Pasadena mayor celebrates 100th hike up Gros Morne Mountain
When Otto Goulding first started making the six-hour trek over Gros Morne Mountain in 1981, he probably didn't think 34 years later he'd be talking about his 100th cllimb.
"This is a celebration day I guess," Pasadena's mayor said Tuesday by phone from the James Callaghan trail, which leads up the 806 metre high summit of Newfoundland's second highest mountain.
"I think it's gotten easier because I know what to expect, but you still have to be in a certain condition to do it and enjoy it."
Goulding said both the challenge and the beauty of the 16-kilometre hike in Gros Morne National Park has kept him coming back again and again through four decades.
"When you get up to the top, the view is fantastic. And every time I go up I enjoy it just as much," he said.
"Also, it's a bit of an international site. You find people from all over the world — Canada, the U.S. and Europe."
"Many people don't understand the drawing card that the mountain and the park itself of Gros Morne is."
Goulding, now 65, said he never intended to make the hike such a long-lasting tradition.

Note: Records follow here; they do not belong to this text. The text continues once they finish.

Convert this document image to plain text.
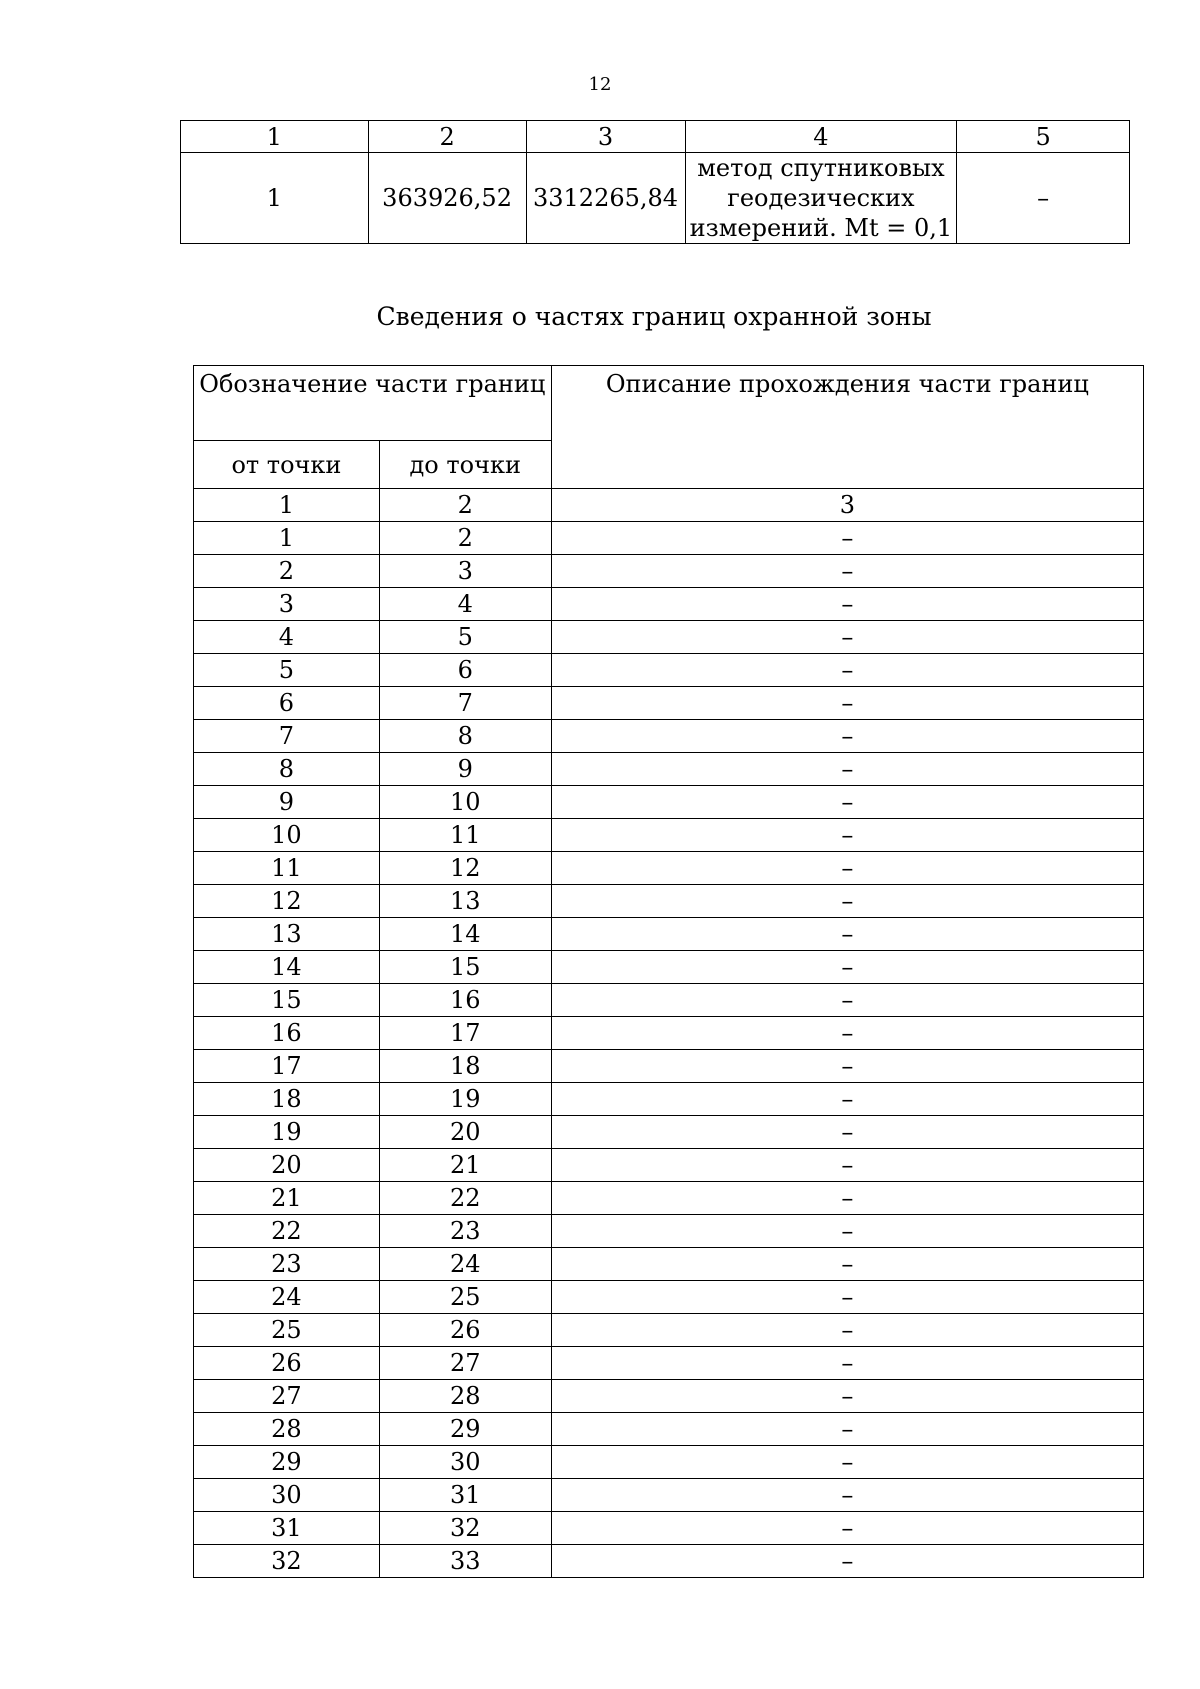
12
1	2	3	4	5
1	363926,52	3312265,84	метод спутниковых
геодезических
измерений. Mt = 0,1	–
Сведения о частях границ охранной зоны
Обозначение части границ		Описание прохождения части границ
от точки	до точки	
1	2	3
1	2	–
2	3	–
3	4	–
4	5	–
5	6	–
6	7	–
7	8	–
8	9	–
9	10	–
10	11	–
11	12	–
12	13	–
13	14	–
14	15	–
15	16	–
16	17	–
17	18	–
18	19	–
19	20	–
20	21	–
21	22	–
22	23	–
23	24	–
24	25	–
25	26	–
26	27	–
27	28	–
28	29	–
29	30	–
30	31	–
31	32	–
32	33	–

"I used to come up maybe a couple of times a year, and started to realize the number of times I was coming up here, and I thought, 'When I'm 50 years of age, I'll do it for 50 times,'" he said.
"I blew past 50 easily, and I set then my new goal for 100 — so that's today."

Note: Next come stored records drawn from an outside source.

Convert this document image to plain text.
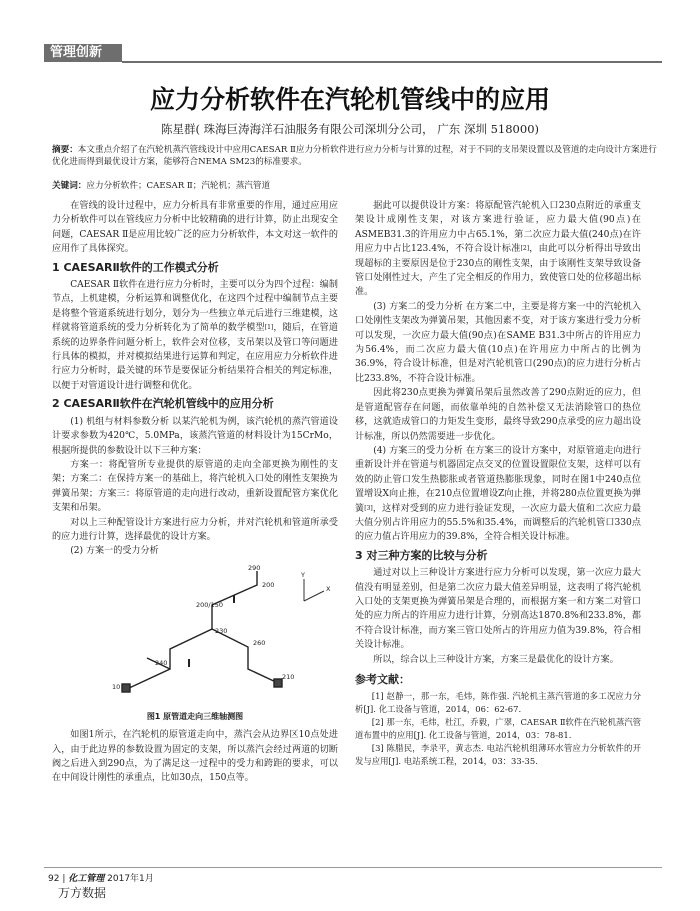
管理创新
应力分析软件在汽轮机管线中的应用
陈星群( 珠海巨涛海洋石油服务有限公司深圳分公司， 广东 深圳 518000)
摘要：本文重点介绍了在汽轮机蒸汽管线设计中应用CAESAR Ⅱ应力分析软件进行应力分析与计算的过程，对于不同的支吊架设置以及管道的走向设计方案进行优化进而得到最优设计方案，能够符合NEMA SM23的标准要求。
关键词：应力分析软件；CAESAR Ⅱ；汽轮机；蒸汽管道

在管线的设计过程中，应力分析具有非常重要的作用，通过应用应力分析软件可以在管线应力分析中比较精确的进行计算，防止出现安全问题，CAESAR Ⅱ是应用比较广泛的应力分析软件，本文对这一软件的应用作了具体探究。

1 CAESARⅡ软件的工作模式分析

CAESAR Ⅱ软件在进行应力分析时，主要可以分为四个过程：编制节点，上机建模，分析运算和调整优化，在这四个过程中编制节点主要是将整个管道系统进行划分，划分为一些独立单元后进行三维建模，这样就将管道系统的受力分析转化为了简单的数学模型[1]，随后，在管道系统的边界条件问题分析上，软件会对位移，支吊架以及管口等问题进行具体的模拟，并对模拟结果进行运算和判定，在应用应力分析软件进行应力分析时，最关键的环节是要保证分析结果符合相关的判定标准，以便于对管道设计进行调整和优化。

2 CAESARⅡ软件在汽轮机管线中的应用分析

(1) 机组与材料参数分析 以某汽轮机为例，该汽轮机的蒸汽管道设计要求参数为420℃，5.0MPa，该蒸汽管道的材料设计为15CrMo，根据所提供的参数设计以下三种方案：

方案一：将配管所专业提供的原管道的走向全部更换为刚性的支架；方案二：在保持方案一的基础上，将汽轮机入口处的刚性支架换为弹簧吊架；方案三：将原管道的走向进行改动，重新设置配管方案优化支架和吊架。

对以上三种配管设计方案进行应力分析，并对汽轮机和管道所承受的应力进行计算，选择最优的设计方案。

(2) 方案一的受力分析

290
200
260
200/150
230
240
10
210
Y
X
图1 原管道走向三维轴测图

如图1所示，在汽轮机的原管道走向中，蒸汽会从边界区10点处进入，由于此边界的参数设置为固定的支架，所以蒸汽会经过两道的切断阀之后进入到290点，为了满足这一过程中的受力和跨距的要求，可以在中间设计刚性的承重点，比如30点，150点等。

据此可以提供设计方案：将原配管汽轮机入口230点附近的承重支架设计成刚性支架，对该方案进行验证，应力最大值(90点)在ASMEB31.3的许用应力中占65.1%，第二次应力最大值(240点)在许用应力中占比123.4%，不符合设计标准[2]，由此可以分析得出导致出现超标的主要原因是位于230点的刚性支架，由于该刚性支架导致设备管口处刚性过大，产生了完全相反的作用力，致使管口处的位移超出标准。

(3) 方案二的受力分析 在方案二中，主要是将方案一中的汽轮机入口处刚性支架改为弹簧吊架，其他因素不变，对于该方案进行受力分析可以发现，一次应力最大值(90点)在SAME B31.3中所占的许用应力为56.4%，而二次应力最大值(10点)在许用应力中所占的比例为36.9%，符合设计标准，但是对汽轮机管口(290点)的应力进行分析占比233.8%，不符合设计标准。

因此将230点更换为弹簧吊架后虽然改善了290点附近的应力，但是管道配管存在问题，而依靠单纯的自然补偿又无法消除管口的热位移，这就造成管口的力矩发生变形，最终导致290点承受的应力超出设计标准，所以仍然需要进一步优化。

(4) 方案三的受力分析 在方案三的设计方案中，对原管道走向进行重新设计并在管道与机器固定点交叉的位置设置限位支架，这样可以有效的防止管口发生热膨胀或者管道热膨胀现象，同时在图1中240点位置增设X向止推，在210点位置增设Z向止推，并将280点位置更换为弹簧[3]，这样对受到的应力进行验证发现，一次应力最大值和二次应力最大值分别占许用应力的55.5%和35.4%，而调整后的汽轮机管口330点的应力值占许用应力的39.8%，全符合相关设计标准。

3 对三种方案的比较与分析

通过对以上三种设计方案进行应力分析可以发现，第一次应力最大值没有明显差别，但是第二次应力最大值差异明显，这表明了将汽轮机入口处的支架更换为弹簧吊架是合理的，而根据方案一和方案二对管口处的应力所占的许用应力进行计算，分别高达1870.8%和233.8%，都不符合设计标准，而方案三管口处所占的许用应力值为39.8%，符合相关设计标准。

所以，综合以上三种设计方案，方案三是最优化的设计方案。

参考文献：

[1] 赵静一，那一东，毛炜，陈作强. 汽轮机主蒸汽管道的多工况应力分析[J]. 化工设备与管道，2014，06：62-67.

[2] 那一东，毛炜，杜江，乔毅，广翠，CAESAR Ⅱ软件在汽轮机蒸汽管道布置中的应用[J]. 化工设备与管道，2014，03：78-81.

[3] 陈腊民，李录平，黄志杰. 电站汽轮机组薄环水管应力分析软件的开发与应用[J]. 电站系统工程，2014，03：33-35.

92 | 化工管理 2017年1月
万方数据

Changes to the mountain for better and for worse
There have been some noticeable changes to the Gros Morne Mountain trail over the years, including the number of local hikers that Goulding has seen making the journey.
"Back in the early 80's when I first started to do it, it was very seldom I would meet anybody from Newfoundland and Labrador," he said.
"Now it's not so rare. I think it reflects that there's more people hiking in Newfoundland and Labrador."
While more people from his own province enjoying Gros Morne is a welcome sight, Goulding said years of people exploring the mountain has sadly caused some destruction.
"Unfortunately at the top there is some damage done where people walk off the trail and start their own path," he said.
"I've learned to respect the mountain itself and not walk all over the place."
Now 100 hikes later, Goulding said he plans to focus a little more on exploring other trails around western Newfoundland.
However, he said he will still continue to occasionally revisit the mountain that has provided him with a beautiful escape for over 30 years — and more than 500 hours of hiking time.
"I will continue to come up. It's my favourite trail on the west coast.," Goulding said.
"When you're out hiking for four or five hours, it gives you a time to think and reflect. And getting off the mountain is your main problem, so you forget all the others."